I’m sure that we’ve all been merrily talking away on our phones when we realize that we are now talking to nobody. Who should call back? Poll coming.
The first person to figure out that it happened.
ETA: In my experience, that is usually the person listening at the time.
The person who cares most about continuing the conversation.
Both of us. Simultaneously. Repeatedly. Then we both give up.
Count me as ‘Other’ because it always seems to me there’s an unspoken feeling about who should call back. For a lot of times it’s “neither party call back” in the case where the conversation was almost over.
This.
Except for a couple of weeks ago, I had a dropped call go like this:
Me: Blah blah blah. Blah blah? Blah blah blah blah! Blah. Hold on, it’s the other line. Hello?
Them: It’s me. The call dropped a long time ago.
Me. Oh.
I usually will call back, since I make calls so rarely. And I don’t like people to think I might have hung up on them. Usually this will happen with me and my mom, because reception is spotty in her rural area. I’ll usually call her back right away, but we both call each other back right away. Since I have call waiting, I notice and pick up the second line.
You know how you meet a stranger in a doorway who is going the opposite way, so you do this dance where each of you dodges to the left and right a few times? Yeah, like that.
The person on whose end the fault occurred, if it’s known, since that person knows when the fault is fixed. Maybe one was going through a tunnel, or is in a backwoods place with poor reception, or their battery died. I find that these cases cover the majority of dropped calls.
If it’s not obvious whose end the fault was on, then whoever first realizes that the call dropped should call back.
This.
Neither, unless one party still has something they need to say in which case that person calls back.
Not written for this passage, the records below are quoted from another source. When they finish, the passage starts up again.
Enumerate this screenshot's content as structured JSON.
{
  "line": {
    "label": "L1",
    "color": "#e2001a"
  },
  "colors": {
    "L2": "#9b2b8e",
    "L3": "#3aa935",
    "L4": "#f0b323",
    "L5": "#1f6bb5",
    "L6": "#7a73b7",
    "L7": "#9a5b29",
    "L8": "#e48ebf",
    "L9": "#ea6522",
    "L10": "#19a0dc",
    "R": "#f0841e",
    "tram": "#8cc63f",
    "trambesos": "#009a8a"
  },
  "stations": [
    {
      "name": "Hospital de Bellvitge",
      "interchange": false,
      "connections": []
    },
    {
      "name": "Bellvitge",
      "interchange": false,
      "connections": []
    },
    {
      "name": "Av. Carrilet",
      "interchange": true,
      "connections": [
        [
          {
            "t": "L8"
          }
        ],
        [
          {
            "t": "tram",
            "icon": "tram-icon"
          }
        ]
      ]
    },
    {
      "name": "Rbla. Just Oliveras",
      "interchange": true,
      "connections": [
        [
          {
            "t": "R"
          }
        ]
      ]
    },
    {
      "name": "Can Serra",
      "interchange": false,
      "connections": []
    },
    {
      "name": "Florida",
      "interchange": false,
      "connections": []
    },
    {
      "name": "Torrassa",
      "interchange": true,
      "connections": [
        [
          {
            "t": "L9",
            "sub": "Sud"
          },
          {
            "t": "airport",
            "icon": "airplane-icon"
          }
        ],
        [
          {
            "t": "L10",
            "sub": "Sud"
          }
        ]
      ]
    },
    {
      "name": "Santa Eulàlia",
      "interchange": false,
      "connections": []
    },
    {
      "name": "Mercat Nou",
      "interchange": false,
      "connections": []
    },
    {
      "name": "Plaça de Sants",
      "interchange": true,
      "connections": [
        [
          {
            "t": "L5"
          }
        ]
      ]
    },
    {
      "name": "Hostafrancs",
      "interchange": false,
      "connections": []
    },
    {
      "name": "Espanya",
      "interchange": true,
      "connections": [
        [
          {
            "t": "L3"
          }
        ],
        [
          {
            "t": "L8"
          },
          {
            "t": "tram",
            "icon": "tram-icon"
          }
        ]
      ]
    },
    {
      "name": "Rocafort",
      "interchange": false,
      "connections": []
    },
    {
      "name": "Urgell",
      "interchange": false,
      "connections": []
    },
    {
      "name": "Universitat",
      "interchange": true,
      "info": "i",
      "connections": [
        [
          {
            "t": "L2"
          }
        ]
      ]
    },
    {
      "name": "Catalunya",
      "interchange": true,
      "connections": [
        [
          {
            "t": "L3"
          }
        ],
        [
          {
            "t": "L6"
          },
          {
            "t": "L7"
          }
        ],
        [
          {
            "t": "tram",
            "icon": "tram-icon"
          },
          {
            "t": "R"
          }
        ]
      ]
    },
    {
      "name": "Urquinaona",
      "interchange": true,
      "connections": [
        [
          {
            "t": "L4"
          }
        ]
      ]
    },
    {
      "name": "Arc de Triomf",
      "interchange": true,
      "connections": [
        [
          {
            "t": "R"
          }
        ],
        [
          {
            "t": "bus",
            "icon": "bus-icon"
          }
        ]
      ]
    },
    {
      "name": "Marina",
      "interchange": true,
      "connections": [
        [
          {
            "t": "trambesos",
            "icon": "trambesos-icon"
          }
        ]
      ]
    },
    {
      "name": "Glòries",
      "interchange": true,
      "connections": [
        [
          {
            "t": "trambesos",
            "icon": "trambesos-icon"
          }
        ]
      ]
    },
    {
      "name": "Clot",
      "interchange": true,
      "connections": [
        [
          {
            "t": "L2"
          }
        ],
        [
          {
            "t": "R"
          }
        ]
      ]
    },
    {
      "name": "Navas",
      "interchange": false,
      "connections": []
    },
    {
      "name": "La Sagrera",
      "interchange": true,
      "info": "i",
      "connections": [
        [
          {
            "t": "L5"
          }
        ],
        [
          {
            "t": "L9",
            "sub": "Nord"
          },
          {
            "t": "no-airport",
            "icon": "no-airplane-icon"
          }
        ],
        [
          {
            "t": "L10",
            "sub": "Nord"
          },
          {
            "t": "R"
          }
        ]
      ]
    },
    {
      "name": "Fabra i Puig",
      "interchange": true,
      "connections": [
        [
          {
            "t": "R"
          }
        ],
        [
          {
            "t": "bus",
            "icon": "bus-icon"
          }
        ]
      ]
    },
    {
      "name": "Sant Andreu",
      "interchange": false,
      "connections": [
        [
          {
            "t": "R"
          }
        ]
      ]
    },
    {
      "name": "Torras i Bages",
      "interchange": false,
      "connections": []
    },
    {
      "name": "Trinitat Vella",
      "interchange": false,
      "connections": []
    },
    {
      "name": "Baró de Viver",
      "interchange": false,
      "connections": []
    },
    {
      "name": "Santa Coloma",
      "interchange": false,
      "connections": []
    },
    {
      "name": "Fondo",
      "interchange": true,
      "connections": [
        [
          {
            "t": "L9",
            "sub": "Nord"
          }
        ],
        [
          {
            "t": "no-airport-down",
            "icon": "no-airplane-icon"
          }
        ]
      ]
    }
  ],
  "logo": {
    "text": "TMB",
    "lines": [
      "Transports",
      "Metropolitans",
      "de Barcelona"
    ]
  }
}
If neither calls the other back, then the call was over anyway.
I’ve had this crazy situation happen more than a few times:
Call drops, takes me a second or two to realize it, I shrug my shoulders and put the phone down since I didn’t have much else to say anyway. Then the phone rings and it’s the other person.
Oh yeah that callback was really necessary.
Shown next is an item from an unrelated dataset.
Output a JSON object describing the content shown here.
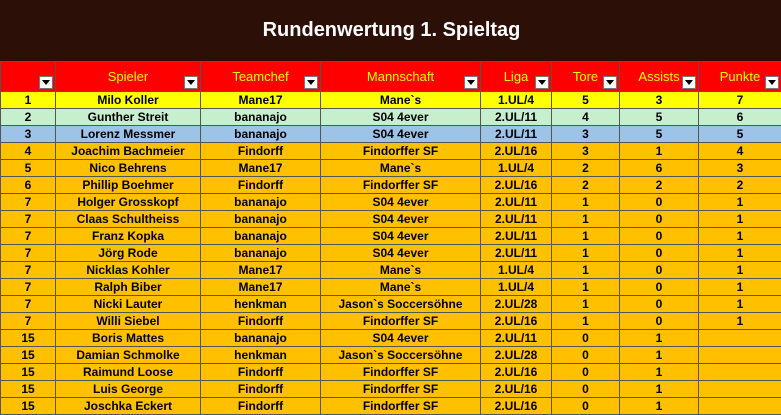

All of these. In other words, it just depends on the situation, not some rule based on who called who.
See this is why we need to start a new convention right now: If you made the call, then… If it unexpectedly terminates, you call back. You’re the one that wanted to talk in the first place.
Our new slogan: “You make the call? You make the callback.”
Whoever wants it more.
Other. I don’t think this is a situation that warrants rules.
At least half the time, neither of us bother.
I never thought about it before. I think it does tend to be the person who has the initiative, either the person who made the call or the person speaking or the person who experienced the fault, but usually both.
What really, really annoys me is if someone calls back immediately, but because the reception is still patchy for whatever reason, or because the other person’s phone is still reconnecting to the network, or because the other person has just dialed them, it goes to voicemail, and they spend five minutes saying “Oh hi! I guess your phone still isn’t working. You’re probably frantically calling me RIGHT NOW but rather than hang up so we can talk in person, I’ll let MY phone go to voicemail as well and spend five minutes trying to talk to your voicemail. It was nice talking to you, if we don’t get the call back I hope you have a nice week…” It’s a really nice gesture, but also, I’m sorry, my phone took two and a half seconds too long to reconnect, but I tried to reconnect immediately, can’t you just wait and only leave a voicemail message if it’s clear the other person can’t ring you back?
Very easy, because of the simultanuous thing, I will wait a couple of minutes and then call back. Ninety percent of the time I get called back first - which means it wouldn’t have worked if I redialed immediately as well. Withe some people I never call back (that’s you sis), because they always call me from a train/bike/car and dropped calls always turn out to be because of a tunnel or some such.
Yes, but that’s almost always the person who made the call, in my experience.
I.e., not me.
Debatable. On one hand, you really want to talk to them for your own enjoyment. On the other hand, they want your $1.99/minute. I find that the latter party still never manages to call back. And I thought she loved me.
It depends entirely on the person. Some people will call back right away so it’s best to let them. Others won’t, so I usually go ahead and call. Plus, there are some people who talk so much that they will take five minutes to figure it out, so obviously I call them back ASAP.